North Adams City Council Incumbents Prepare For Fall Elections

Jul 26, 2019

With municipal elections coming this fall, the six city councilors running for reelection in North Adams, Massachusetts are touting their accomplishments.

This year, 15 candidates will vie for the nine seats on the North Adams City Council. With a third of the sitting council opting to not seek re-election, the remaining six will enter the race as incumbents.

“I spend a lot of time talking to people, asking them questions, what concerns you, what are we doing right what are we doing wrong – I can tell you that the people of North Adams are not shy at all about telling you exactly what they think is right and wrong," said Councilor Paul Hopkins, who is seeking his second two-year term. He says his strengths lie in community development.

“So as we look at things even as simple as setting the tax rate, if you remember we had to essentially make a choice between three options – do we keep the tax burden fairly evenly split, or at least maintain the division that we had, do we push more of the burden onto residents, do we push more of it onto businesses, and we opted for a middle of the road approach and I think that’s an important think to do,” Hopkins told WAMC.
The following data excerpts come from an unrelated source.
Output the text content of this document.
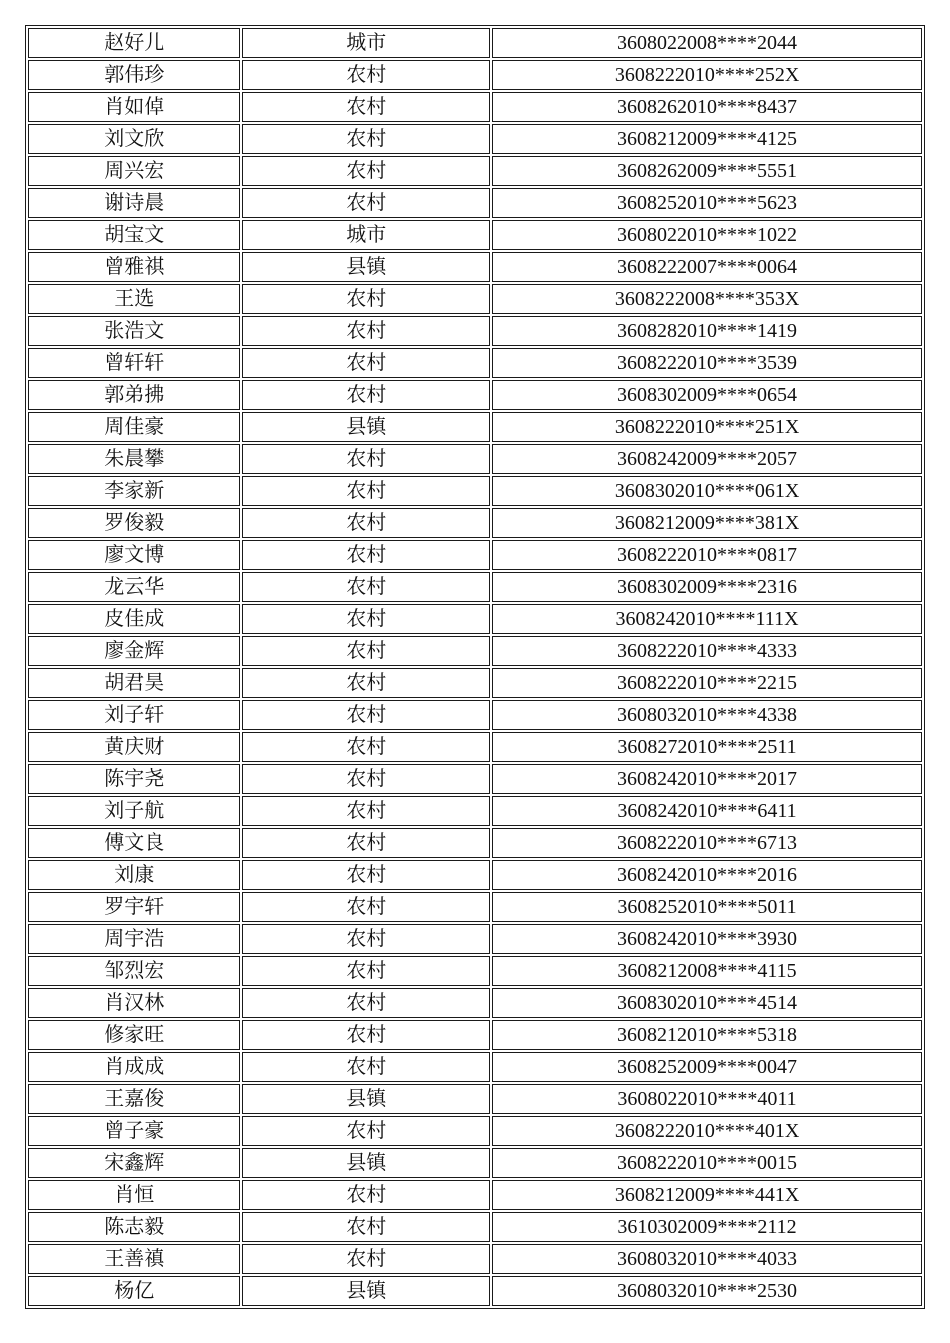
赵好儿	城市	3608022008****2044
郭伟珍	农村	3608222010****252X
肖如倬	农村	3608262010****8437
刘文欣	农村	3608212009****4125
周兴宏	农村	3608262009****5551
谢诗晨	农村	3608252010****5623
胡宝文	城市	3608022010****1022
曾雅祺	县镇	3608222007****0064
王选	农村	3608222008****353X
张浩文	农村	3608282010****1419
曾轩轩	农村	3608222010****3539
郭弟拂	农村	3608302009****0654
周佳豪	县镇	3608222010****251X
朱晨攀	农村	3608242009****2057
李家新	农村	3608302010****061X
罗俊毅	农村	3608212009****381X
廖文博	农村	3608222010****0817
龙云华	农村	3608302009****2316
皮佳成	农村	3608242010****111X
廖金辉	农村	3608222010****4333
胡君昊	农村	3608222010****2215
刘子轩	农村	3608032010****4338
黄庆财	农村	3608272010****2511
陈宇尧	农村	3608242010****2017
刘子航	农村	3608242010****6411
傅文良	农村	3608222010****6713
刘康	农村	3608242010****2016
罗宇轩	农村	3608252010****5011
周宇浩	农村	3608242010****3930
邹烈宏	农村	3608212008****4115
肖汉林	农村	3608302010****4514
修家旺	农村	3608212010****5318
肖成成	农村	3608252009****0047
王嘉俊	县镇	3608022010****4011
曾子豪	农村	3608222010****401X
宋鑫辉	县镇	3608222010****0015
肖恒	农村	3608212009****441X
陈志毅	农村	3610302009****2112
王善禛	农村	3608032010****4033
杨亿	县镇	3608032010****2530
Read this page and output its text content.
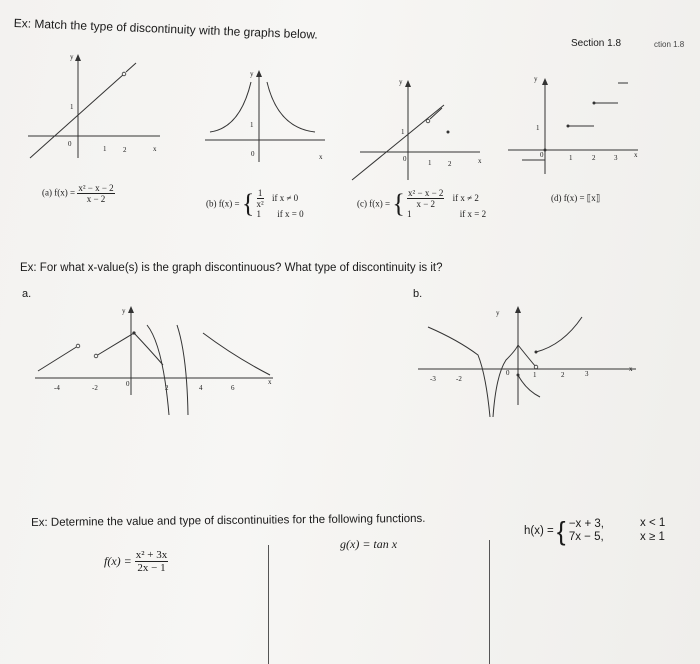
Ex: Match the type of discontinuity with the graphs below.
Section 1.8	ction 1.8
0
1 2	x
y
1
y
1
0	x
y
1
0	1 2	x
y
1
0	1	2	3 x
(a) $f(x) = \frac{\text{x² − x − 2}}{x - 2}$	(b) f(x) = { $\frac{1}{\text{x²}}$ if x ≠ 0
1 if x = 0
(c) f(x) = { $\frac{\text{x² − x − 2}}{x - 2}$ if x ≠ 2
1	if x = 2
(d) f(x) = ⟦x⟧
Ex: For what x-value(s) is the graph discontinuous? What type of discontinuity is it?
a.	b.
y
-4	-2	0	2	4	6
x
y
-3	-2
0	1	2	3
x
Ex: Determine the value and type of discontinuities for the following functions.
$f(x) = \frac{\text{x² + 3x}}{2x - 1}$
g(x) = tan x
h(x) = { −x + 3,
7x − 5,
x < 1
x ≥ 1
“I think the most important thing is being a voice for all the citizens in North Adams and trying to move the city forward," said Councilor Marie Harpin, who is also pursuing a second term. “I think I did that by issues like the RFP for the Mohawk and securing and making sure that we’re going to have the marquee in the RFP, Windsor Lake lifeguards – I got a lot of calls on that, and people were concerned that their children were going up there and there wouldn’t be a lifeguard on duty, or not even for just children, but for adults – so issues like that. Domestic violence was one of the first issues that I brought up.”

Councilor Jason LaForest is another member of the class of ’17 with Harpin and Hopkins. He pointed to his efforts as a member of the Massachusetts Municipal Association to represent North Adams residents not just locally but across the state.

“I serve on a legislative policy committee for the MMA on personnel and labor relations, and so I think that I’ve proven to the people of North Adams that I am willing and able to work hard and represent the best interest of the average families that make up most of the population of North Adams,” said LaForest.

Pointing to the city’s increasing reliance on the fine arts and creative small business economy, LaForest advocates for more development along those lines.

“But we need to be very careful that we don’t reach a tipping point where that creative development negatively impacts the people who have lived in North Adams for generations,” said the councilor.

Councilor Benjamin Lamb – who’ll be going for his fourth term – said he was proud of his downtown revitalization efforts.

“People have concerns about downtown and increasing the foot traffic and energy and activity and so while it wasn’t in specifically my city council hat, pivoting that into working with folks with an amazing initiative on Eagle Street and now Ashland Street and continuing to engaging that downtown reenergizing, revitalization aspect,” Lamb told WAMC.

Councilor Wayne Wilkinson – a real estate appraiser who prides himself on his ability to help the city with its zoning bylaws – is also in his third term.

“I’ve been on the finance committee for most of that, chaired it one year," said Wilkinson. "Got the pleasure of helping to spend $43 million. That’s always interesting as well as challenging, especially in times of tight budgets. I took the school department to task when they were having subsidized lunches for children of parents that didn’t pay for their accounts and kids would end up with a sandwich rather than a hot lunch, and I took the school department to task on that. I don’t know if I had anything to do with it, but lo and behold, a year later all the children in the school were getting free lunches.”

Lastly, council president Keith Bona has served nine nonconsecutive terms. He drew on his early, most trying experiences on the council to underscore his experience in city government.

“When the Alcombright administration started 10 years ago, we were facing some really tough times," said the council president. "The state made major cuts and the budget, the reserves were down to zero. So we had to make some tough decisions. They weren’t pretty decisions, they weren’t pleasant decisions with the taxpayers. Some people think it’s an easy route to just say ‘raise taxes,’ but we didn’t just raise taxes – we cut a lot of stuff too, and that’s not – people don’t like that either, because it cuts into services, it cuts into maybe the quality of how certain things are taken care of in the city. But getting through that, I would say was one of the toughest but at the same time it really put the test to the councilors who were serving then.”

City elections on November 5th also feature Mayor Tom Bernard going for a second term against declared candidate Rachel Branch.